Cumberland County wreck links lives of two men
Posted March 5, 2012
Fayetteville, N.C. — When Frankie Graves was trapped inside his 18-wheeler truck and covered in flames, he didn't know if he was going to survive. A stranger helped to pull him from the wreckage.
After more than two years of burn treatments and recovery, the Goldsboro truck driver was recently reunited with that stranger.
In October 2009, Graves was driving his rig on Interstate 95 north of Fayetteville just south of the Harnett County line. He came across another truck that had stopped to push a broken-down pickup truck off of the road.
Graves swerved, but he was too late. He crashed, and his truck burst into flames near milepost 68.
Chris Burns, who was driving southbound in I-95 with his brother, said he saw a spark in the distance and then an explosion.
"The window wouldn't come down. I tried to get out the door. The door wouldn't open," Graves recalls. "That's when I said, 'I can't get out of here.' I said, 'I'm just going to die right here.'"
Burns, an Army reservist, said he had to stop and help. He saw Graves inside the truck slumped over and on fire.
Graves said he heard a voice telling him to "kick the window."
"That's when I shook my head...woke up," Graves said.
Burns said Graves went head first through the door window.
"He was totally engulfed in flames. It was like I'm trying to catch him as he's coming to the ground," Burns said.
Burns forced the trucker to the ground and smothered the flames. Then, he saw the shiny tanker attached to the truck and feared it was filled with fuel.
"For the first time, I felt fear. Because this guy had lived through this, now we're both going to die," Burns said.
Both men were lucky because the tank was filled with swine blood and not fuel.
Paramedics soon arrived. Burns said he went home haunted the the incident and thinking the trucker would never survive.

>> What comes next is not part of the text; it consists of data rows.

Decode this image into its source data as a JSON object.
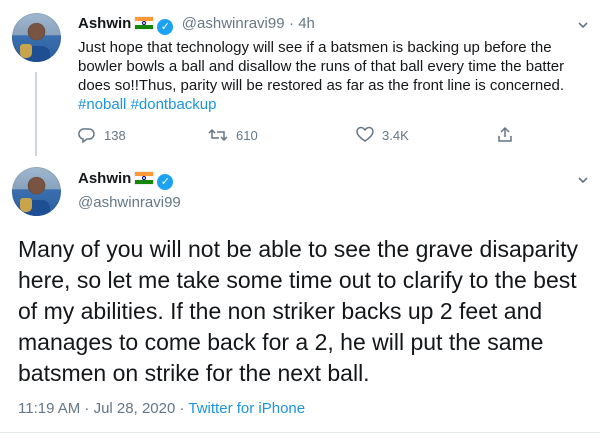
{
  "tweet1": {
    "name": "Ashwin",
    "handle": "@ashwinravi99",
    "time": "4h",
    "text_main": "Just hope that technology will see if a batsmen is backing up before the bowler bowls a ball and disallow the runs of that ball every time the batter does so!!Thus, parity will be restored as far as the front line is concerned.",
    "hashtag1": "#noball",
    "hashtag2": "#dontbackup",
    "replies": "138",
    "retweets": "610",
    "likes": "3.4K"
  },
  "tweet2": {
    "name": "Ashwin",
    "handle": "@ashwinravi99",
    "text": "Many of you will not be able to see the grave disaparity here, so let me take some time out to clarify to the best of my abilities. If the non striker backs up 2 feet and manages to come back for a 2, he will put the same batsmen on strike for the next ball.",
    "timestamp": "11:19 AM · Jul 28, 2020 · ",
    "source": "Twitter for iPhone"
  },
  "icons": {
    "caret": "chevron-down-icon",
    "reply": "reply-icon",
    "retweet": "retweet-icon",
    "like": "heart-icon",
    "share": "share-icon",
    "verified": "verified-badge-icon",
    "flag": "india-flag-icon"
  },
  "colors": {
    "link": "#1b95e0",
    "muted": "#657786",
    "text": "#14171a",
    "verified": "#1da1f2"
  }
}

"I could still feel the heat. I could still feel him – the burning. It was traumatic for like three days for me," Burns said.
Graves had burns on more than 40 percent of his body. He spent two months in a coma at North Carolina Jaycee Burn Center at UNC Hospitals in Chapel Hill. He is still undergoing physical therapy.
Although Graves, 58, would never drive a truck again, he still travels I-95 to visit his family in South Carolina. Last week, he made a special stop to visit Burns, whom he hadn't seen since that night.
"I never forgot him because every day I think about him," Graves said.
Burns, 42, of the Gray's Creek area, said he doesn't remember telling Graves to break the window. Graves said he thinks the voice was an angel.
"I know an angel flew me out of that window because I went head first," Graves said.
The two men plan to stay in touch and visit often.